Receber o diagnóstico de HIV pode provocar uma série de mudanças emocionais. Embora os tratamentos atuais permitam que as pessoas vivendo com HIV tenham uma vida longa, saudável e sem transmitir o vírus quando estão indetectáveis, muitas delas enfrentam desafios que não aparecem nos exames de sangue. Um dos mais comuns é a dificuldade de se relacionar afetivamente e sexualmente após o diagnóstico.
Muitas pessoas acreditam que o maior desafio será tomar a medicação ou realizar consultas médicas. No entanto, diversos estudos mostram que questões emocionais relacionadas à autoestima, ao medo da rejeição e ao estigma podem impactar profundamente a vida amorosa e sexual.

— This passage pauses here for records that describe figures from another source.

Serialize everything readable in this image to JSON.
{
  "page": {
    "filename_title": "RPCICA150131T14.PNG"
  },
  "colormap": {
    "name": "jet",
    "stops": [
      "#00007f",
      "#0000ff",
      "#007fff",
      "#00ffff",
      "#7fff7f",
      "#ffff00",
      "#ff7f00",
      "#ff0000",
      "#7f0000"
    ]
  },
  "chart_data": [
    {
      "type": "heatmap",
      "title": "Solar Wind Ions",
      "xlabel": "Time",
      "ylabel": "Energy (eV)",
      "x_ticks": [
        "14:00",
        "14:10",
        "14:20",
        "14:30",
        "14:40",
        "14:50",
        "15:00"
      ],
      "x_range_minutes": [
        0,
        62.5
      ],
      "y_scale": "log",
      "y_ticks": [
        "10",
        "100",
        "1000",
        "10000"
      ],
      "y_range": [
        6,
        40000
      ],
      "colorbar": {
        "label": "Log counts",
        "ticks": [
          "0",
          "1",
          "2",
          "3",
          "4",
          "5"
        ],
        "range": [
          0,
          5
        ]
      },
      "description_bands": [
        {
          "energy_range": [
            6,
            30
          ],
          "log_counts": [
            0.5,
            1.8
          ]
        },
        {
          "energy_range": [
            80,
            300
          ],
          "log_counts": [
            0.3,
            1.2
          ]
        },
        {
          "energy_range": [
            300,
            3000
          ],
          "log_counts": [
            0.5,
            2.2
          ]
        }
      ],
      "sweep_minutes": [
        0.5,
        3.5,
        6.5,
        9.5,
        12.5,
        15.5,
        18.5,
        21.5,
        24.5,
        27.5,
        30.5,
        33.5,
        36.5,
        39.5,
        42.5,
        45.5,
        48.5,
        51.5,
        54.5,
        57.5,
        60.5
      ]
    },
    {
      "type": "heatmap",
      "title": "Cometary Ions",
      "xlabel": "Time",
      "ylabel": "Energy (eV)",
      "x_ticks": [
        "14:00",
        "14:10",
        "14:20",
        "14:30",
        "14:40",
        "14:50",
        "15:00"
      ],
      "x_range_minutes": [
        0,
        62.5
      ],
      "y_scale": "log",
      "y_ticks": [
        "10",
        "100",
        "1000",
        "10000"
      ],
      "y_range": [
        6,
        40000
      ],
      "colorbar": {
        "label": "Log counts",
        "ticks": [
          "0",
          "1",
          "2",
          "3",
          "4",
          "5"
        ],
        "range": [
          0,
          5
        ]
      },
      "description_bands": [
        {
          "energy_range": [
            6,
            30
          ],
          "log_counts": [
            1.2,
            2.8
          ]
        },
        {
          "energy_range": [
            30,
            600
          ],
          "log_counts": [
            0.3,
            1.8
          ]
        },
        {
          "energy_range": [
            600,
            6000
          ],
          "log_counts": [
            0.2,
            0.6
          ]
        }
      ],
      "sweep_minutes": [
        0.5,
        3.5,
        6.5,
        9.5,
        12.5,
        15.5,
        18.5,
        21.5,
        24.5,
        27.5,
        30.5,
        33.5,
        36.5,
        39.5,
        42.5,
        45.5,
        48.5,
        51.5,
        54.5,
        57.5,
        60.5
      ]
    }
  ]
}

Após o diagnóstico, algumas pessoas passam a se perguntar se ainda serão desejadas. Outras têm medo de iniciar um relacionamento, de contar sobre sua sorologia ou de serem abandonadas quando revelarem que vivem com HIV. São dúvidas que podem parecer simples para quem nunca passou por essa experiência, mas que podem gerar grande sofrimento.
É comum surgirem pensamentos como: “Quem vai querer ficar comigo agora?”, “Será que vou encontrar alguém?”, “E se a pessoa me rejeitar?”, “E se ela me enxergar apenas como alguém que tem HIV?”. Esses questionamentos podem fazer com que a pessoa evite relacionamentos, encontros e até situações de intimidade.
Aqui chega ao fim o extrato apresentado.